Avanzò nella neve sempre più alta, inoltrandosi nel boschetto vicino e fermandosi solo alcuni minuti dopo, davanti ad un vecchio pozzo dai mattoni sbrecciati, e da cui emanava un fioco bagliore biancastro. Soffocò la propria pelle d’oca incipiente, e la sgradevole sensazione di essere tornato un ragazzino impotente, quando finalmente vide emergere lo spettro che tutti temevano, persino il Sommo Arles.
“Bentornato a casa, Cancer”, gli sibilò la figura femminile ammantata di bianco, esibendo un sorriso obliquo, “Ti aspettavo da molti anni”.
“Sono qui per finirti”, mormorò l’uomo, facendo bruciare il proprio cosmo e preparandosi all’attacco.
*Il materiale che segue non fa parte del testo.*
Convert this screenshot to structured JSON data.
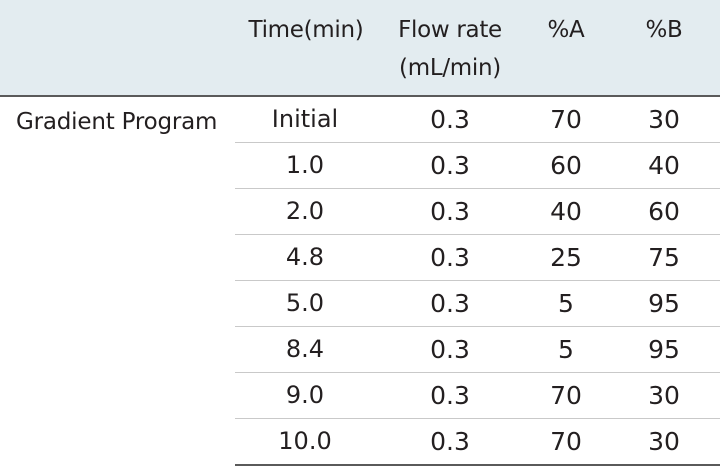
{
  "header": {
    "time": "Time(min)",
    "flow_line1": "Flow rate",
    "flow_line2": "(mL/min)",
    "a": "%A",
    "b": "%B"
  },
  "section_label": "Gradient Program",
  "rows": [
    {
      "time": "Initial",
      "flow": "0.3",
      "a": "70",
      "b": "30"
    },
    {
      "time": "1.0",
      "flow": "0.3",
      "a": "60",
      "b": "40"
    },
    {
      "time": "2.0",
      "flow": "0.3",
      "a": "40",
      "b": "60"
    },
    {
      "time": "4.8",
      "flow": "0.3",
      "a": "25",
      "b": "75"
    },
    {
      "time": "5.0",
      "flow": "0.3",
      "a": "5",
      "b": "95"
    },
    {
      "time": "8.4",
      "flow": "0.3",
      "a": "5",
      "b": "95"
    },
    {
      "time": "9.0",
      "flow": "0.3",
      "a": "70",
      "b": "30"
    },
    {
      "time": "10.0",
      "flow": "0.3",
      "a": "70",
      "b": "30"
    }
  ]
}
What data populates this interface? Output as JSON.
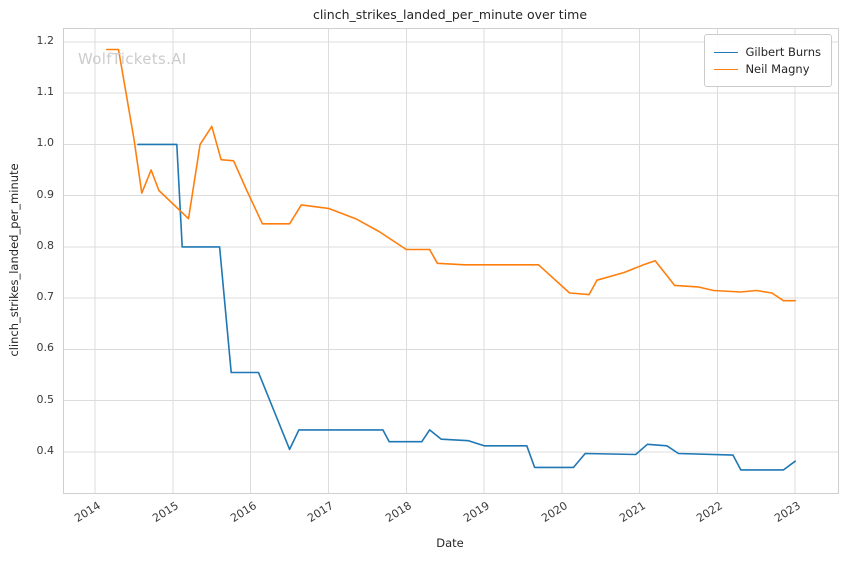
{
  "watermark": "WolfTickets.AI",
  "chart_data": {
    "type": "line",
    "title": "clinch_strikes_landed_per_minute over time",
    "xlabel": "Date",
    "ylabel": "clinch_strikes_landed_per_minute",
    "xlim": [
      2013.6,
      2023.55
    ],
    "ylim": [
      0.32,
      1.225
    ],
    "grid": true,
    "legend_position": "upper right",
    "grid_color": "#dcdcdc",
    "xticks": [
      2014,
      2015,
      2016,
      2017,
      2018,
      2019,
      2020,
      2021,
      2022,
      2023
    ],
    "xtick_labels": [
      "2014",
      "2015",
      "2016",
      "2017",
      "2018",
      "2019",
      "2020",
      "2021",
      "2022",
      "2023"
    ],
    "yticks": [
      0.4,
      0.5,
      0.6,
      0.7,
      0.8,
      0.9,
      1.0,
      1.1,
      1.2
    ],
    "ytick_labels": [
      "0.4",
      "0.5",
      "0.6",
      "0.7",
      "0.8",
      "0.9",
      "1.0",
      "1.1",
      "1.2"
    ],
    "series": [
      {
        "name": "Gilbert Burns",
        "color": "#1f77b4",
        "x": [
          2014.55,
          2015.05,
          2015.12,
          2015.6,
          2015.75,
          2016.1,
          2016.5,
          2016.62,
          2017.7,
          2017.78,
          2018.2,
          2018.3,
          2018.45,
          2018.8,
          2019.0,
          2019.55,
          2019.65,
          2020.15,
          2020.3,
          2020.95,
          2021.1,
          2021.35,
          2021.5,
          2022.2,
          2022.3,
          2022.85,
          2023.0
        ],
        "y": [
          1.0,
          1.0,
          0.8,
          0.8,
          0.555,
          0.555,
          0.405,
          0.443,
          0.443,
          0.42,
          0.42,
          0.443,
          0.425,
          0.422,
          0.412,
          0.412,
          0.37,
          0.37,
          0.397,
          0.395,
          0.415,
          0.412,
          0.397,
          0.394,
          0.365,
          0.365,
          0.382
        ]
      },
      {
        "name": "Neil Magny",
        "color": "#ff7f0e",
        "x": [
          2014.15,
          2014.3,
          2014.5,
          2014.6,
          2014.72,
          2014.82,
          2015.2,
          2015.35,
          2015.5,
          2015.62,
          2015.78,
          2015.95,
          2016.15,
          2016.5,
          2016.65,
          2017.0,
          2017.35,
          2017.65,
          2018.0,
          2018.3,
          2018.4,
          2018.75,
          2019.3,
          2019.7,
          2020.1,
          2020.35,
          2020.45,
          2020.8,
          2021.05,
          2021.2,
          2021.45,
          2021.75,
          2021.95,
          2022.3,
          2022.5,
          2022.7,
          2022.85,
          2023.0
        ],
        "y": [
          1.185,
          1.185,
          1.01,
          0.905,
          0.95,
          0.91,
          0.855,
          1.0,
          1.035,
          0.97,
          0.968,
          0.91,
          0.845,
          0.845,
          0.882,
          0.875,
          0.855,
          0.83,
          0.795,
          0.795,
          0.768,
          0.765,
          0.765,
          0.765,
          0.71,
          0.707,
          0.735,
          0.75,
          0.765,
          0.773,
          0.725,
          0.722,
          0.715,
          0.712,
          0.715,
          0.71,
          0.695,
          0.695
        ]
      }
    ]
  }
}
“Sai”, lo dileggiò lo spettro, con voce melliflua e ingannevole, “In fondo io e te ci assomigliamo, siamo entrambe due anime in pena, in cerca perenne di vittime. Conosci questa sensazione, vero?”.
Poco distante da lì, all’interno della casa, Sailor Saturn riprese lentamente i sensi, scuotendo la testa per scacciare l’intontimento indottole dal Cavaliere della Quarta Casa, e producendo un argentino tintinnio con i propri orecchini. “Cancer!”, gridò subito, resasi conto di come forse il suo compagno si stesse cacciando da solo in una trappola, “Accidenti, ci mancava solo questa!”.
Senza por tempo in mezzo afferrò la propria lancia falciforme e spalancò la porta con una gomitata, pregando silenziosamente perché non fosse troppo tardi.